More stores are closing
As retail changes due to the rise of the internet, a number of struggling chains have decided that smaller is better. That strategy has yet to be proven successful, though there are some signs that closing some stores has worked for Macy's, which reported comparable-store sales growth of 1% in November and December.
Fewer stores seems to make sense for a chain like Macy's, which often had multiple locations in the same area. For Sears, however, getting smaller hasn't driven business to other stores in the chain or online. It has simply made the money-losing company smaller and that's continuing with the company telling employees in early January that it plans to shut 64 more Kmart stores and 39 Sears locations in March and April, CNBC reported.
The company has once again tried to explain this as being part of a plan.

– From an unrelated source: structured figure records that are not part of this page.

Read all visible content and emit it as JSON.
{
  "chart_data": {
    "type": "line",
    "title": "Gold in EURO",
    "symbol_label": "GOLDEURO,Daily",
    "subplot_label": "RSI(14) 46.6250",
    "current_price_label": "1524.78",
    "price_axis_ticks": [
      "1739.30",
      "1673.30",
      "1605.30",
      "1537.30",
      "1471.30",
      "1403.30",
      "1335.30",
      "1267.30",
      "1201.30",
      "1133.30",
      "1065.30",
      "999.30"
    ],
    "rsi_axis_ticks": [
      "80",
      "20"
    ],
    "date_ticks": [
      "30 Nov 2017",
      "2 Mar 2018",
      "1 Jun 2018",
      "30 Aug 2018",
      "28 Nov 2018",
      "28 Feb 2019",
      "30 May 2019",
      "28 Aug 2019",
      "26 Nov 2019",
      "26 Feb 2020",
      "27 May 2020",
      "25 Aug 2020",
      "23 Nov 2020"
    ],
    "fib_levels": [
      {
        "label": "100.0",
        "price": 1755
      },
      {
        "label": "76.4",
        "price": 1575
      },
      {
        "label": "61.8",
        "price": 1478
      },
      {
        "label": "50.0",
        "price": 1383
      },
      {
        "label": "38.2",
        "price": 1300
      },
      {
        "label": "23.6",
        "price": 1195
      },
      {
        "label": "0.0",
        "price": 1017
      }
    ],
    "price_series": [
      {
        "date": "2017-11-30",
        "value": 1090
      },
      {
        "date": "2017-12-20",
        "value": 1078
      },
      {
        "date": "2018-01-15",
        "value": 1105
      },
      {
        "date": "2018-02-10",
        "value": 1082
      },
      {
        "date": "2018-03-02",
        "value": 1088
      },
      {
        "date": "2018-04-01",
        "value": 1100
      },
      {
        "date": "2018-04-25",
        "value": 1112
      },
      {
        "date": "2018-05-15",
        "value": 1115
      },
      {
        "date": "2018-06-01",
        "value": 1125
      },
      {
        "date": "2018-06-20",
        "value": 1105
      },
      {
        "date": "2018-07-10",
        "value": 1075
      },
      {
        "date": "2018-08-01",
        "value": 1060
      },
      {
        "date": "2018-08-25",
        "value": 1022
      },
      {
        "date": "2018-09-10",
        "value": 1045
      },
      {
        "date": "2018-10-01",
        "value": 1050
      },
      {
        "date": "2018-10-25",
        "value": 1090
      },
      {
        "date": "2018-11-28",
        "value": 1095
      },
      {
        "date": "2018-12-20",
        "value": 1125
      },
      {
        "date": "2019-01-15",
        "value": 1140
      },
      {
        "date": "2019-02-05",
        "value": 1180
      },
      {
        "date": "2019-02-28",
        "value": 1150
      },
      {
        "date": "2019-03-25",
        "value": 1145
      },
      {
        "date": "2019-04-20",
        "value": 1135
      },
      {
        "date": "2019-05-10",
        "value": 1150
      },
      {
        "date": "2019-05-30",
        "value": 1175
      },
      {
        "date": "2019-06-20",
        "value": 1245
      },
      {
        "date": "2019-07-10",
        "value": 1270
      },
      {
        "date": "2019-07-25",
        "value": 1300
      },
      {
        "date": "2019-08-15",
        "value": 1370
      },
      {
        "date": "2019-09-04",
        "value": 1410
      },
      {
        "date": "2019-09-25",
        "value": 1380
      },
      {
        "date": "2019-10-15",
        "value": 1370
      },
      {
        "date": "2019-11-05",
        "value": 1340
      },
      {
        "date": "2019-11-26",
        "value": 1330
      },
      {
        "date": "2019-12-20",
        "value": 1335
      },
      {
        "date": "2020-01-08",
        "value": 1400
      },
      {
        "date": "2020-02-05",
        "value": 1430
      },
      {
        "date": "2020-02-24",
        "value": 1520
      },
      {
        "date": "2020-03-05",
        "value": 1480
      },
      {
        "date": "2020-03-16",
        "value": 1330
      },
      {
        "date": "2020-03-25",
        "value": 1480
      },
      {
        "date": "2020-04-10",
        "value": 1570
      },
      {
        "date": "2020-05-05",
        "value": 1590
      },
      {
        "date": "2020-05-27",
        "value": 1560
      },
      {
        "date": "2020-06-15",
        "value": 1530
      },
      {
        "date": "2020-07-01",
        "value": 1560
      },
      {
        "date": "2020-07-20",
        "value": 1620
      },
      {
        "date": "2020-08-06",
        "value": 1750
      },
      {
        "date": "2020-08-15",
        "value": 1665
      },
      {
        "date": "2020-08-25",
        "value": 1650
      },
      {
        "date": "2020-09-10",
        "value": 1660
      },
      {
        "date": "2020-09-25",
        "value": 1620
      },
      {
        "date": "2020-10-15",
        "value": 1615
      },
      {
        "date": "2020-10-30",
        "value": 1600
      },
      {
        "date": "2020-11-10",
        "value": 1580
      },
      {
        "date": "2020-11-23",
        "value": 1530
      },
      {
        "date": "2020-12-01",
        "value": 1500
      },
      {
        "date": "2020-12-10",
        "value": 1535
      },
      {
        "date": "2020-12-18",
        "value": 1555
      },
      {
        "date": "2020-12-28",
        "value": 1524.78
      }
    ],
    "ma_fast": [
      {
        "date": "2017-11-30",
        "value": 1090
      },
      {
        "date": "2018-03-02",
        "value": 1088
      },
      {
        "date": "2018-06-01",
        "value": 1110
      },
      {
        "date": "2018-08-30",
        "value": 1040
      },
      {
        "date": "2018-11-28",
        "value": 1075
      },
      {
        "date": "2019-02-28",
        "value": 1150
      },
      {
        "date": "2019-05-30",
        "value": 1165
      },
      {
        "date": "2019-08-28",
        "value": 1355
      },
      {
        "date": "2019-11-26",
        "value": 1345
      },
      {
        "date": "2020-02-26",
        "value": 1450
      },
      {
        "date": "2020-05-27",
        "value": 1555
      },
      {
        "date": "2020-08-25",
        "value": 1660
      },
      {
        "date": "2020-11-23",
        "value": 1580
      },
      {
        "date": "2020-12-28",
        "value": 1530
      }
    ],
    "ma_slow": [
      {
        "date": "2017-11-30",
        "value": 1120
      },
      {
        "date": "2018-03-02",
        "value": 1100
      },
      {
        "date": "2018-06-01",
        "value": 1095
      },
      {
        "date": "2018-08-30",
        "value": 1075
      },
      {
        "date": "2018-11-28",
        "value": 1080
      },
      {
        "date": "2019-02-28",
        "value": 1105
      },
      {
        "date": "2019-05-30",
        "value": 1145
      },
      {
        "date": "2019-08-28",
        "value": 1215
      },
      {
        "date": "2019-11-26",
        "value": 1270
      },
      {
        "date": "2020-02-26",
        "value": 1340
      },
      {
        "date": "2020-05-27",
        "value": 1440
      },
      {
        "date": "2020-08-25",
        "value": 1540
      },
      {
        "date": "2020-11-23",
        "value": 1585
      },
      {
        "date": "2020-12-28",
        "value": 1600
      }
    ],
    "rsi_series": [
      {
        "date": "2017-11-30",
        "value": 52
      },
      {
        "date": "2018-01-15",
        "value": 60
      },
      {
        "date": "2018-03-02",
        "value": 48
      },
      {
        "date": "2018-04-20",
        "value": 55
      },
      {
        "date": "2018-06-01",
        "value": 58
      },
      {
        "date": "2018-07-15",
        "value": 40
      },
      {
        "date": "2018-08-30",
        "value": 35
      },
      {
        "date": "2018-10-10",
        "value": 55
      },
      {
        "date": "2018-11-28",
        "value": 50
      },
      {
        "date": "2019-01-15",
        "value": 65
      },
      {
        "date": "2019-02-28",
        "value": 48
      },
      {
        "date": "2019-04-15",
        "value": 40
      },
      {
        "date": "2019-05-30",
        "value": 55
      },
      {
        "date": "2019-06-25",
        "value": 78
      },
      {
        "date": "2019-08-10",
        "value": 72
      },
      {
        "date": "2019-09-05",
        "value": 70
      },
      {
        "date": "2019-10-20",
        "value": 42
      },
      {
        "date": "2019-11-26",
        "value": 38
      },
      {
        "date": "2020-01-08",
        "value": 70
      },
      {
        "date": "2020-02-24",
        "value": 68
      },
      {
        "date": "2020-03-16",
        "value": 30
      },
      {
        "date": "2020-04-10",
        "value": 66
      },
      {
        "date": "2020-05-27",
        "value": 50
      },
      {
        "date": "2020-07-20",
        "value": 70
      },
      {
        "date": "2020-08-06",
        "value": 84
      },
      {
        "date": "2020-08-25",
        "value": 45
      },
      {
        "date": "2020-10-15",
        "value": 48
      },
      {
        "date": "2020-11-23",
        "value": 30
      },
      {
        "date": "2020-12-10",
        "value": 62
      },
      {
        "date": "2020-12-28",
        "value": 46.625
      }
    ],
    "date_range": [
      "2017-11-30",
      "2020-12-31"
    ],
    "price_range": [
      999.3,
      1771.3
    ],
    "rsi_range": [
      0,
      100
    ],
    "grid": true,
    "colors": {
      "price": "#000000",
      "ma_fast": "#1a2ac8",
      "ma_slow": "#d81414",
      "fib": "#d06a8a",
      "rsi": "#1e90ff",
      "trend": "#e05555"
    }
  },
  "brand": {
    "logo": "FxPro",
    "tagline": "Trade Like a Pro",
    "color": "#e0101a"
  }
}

"We will continue to close some unprofitable stores as we transform our business model so that our physical store footprint and our digital capabilities match the needs and preferences of our members," the company said in a statement.
There is no happy ending
Having fewer stores would make sense if Sears had shown that customers are flocking to its Shop Your Way (SYW) digital platform. The company does not break out its digital sales, but its steadily declining overall numbers suggest that customers are not flocking to the service.
In Q3, same-stores sales dropped 17% at Sears, 13% at Kmart, and 15.3% across the company. Overall sales fell from $5 billion in Q3 2016 to $3.7 billion in the same period in 2017, a 26% drop. The company claims that over half of that came from stores closing, but that doesn't mean things are looking up.
Sears is a ship full of holes that's taking on water and the captain's plan is bailing out with thimbles.
You need customers
Getting smaller may work for brands that still have a devoted customer base that will drive to a new location or shop online, but it's hard to see Sears fitting that bill. The company no longer owns its Craftsman tool lines and the company lost its long-standing relationship with the company that manufactures Whirlpool, KitchenAid, Maytag, and Jenn-Air appliances.
As the company has shrunk and sold off assets to survive, it has lost much of its identity. There's no reason to join SYW because Sears no longer offers any sort of unique shopping proposition. That's not going to improve as it slowly continues its march to zero stores.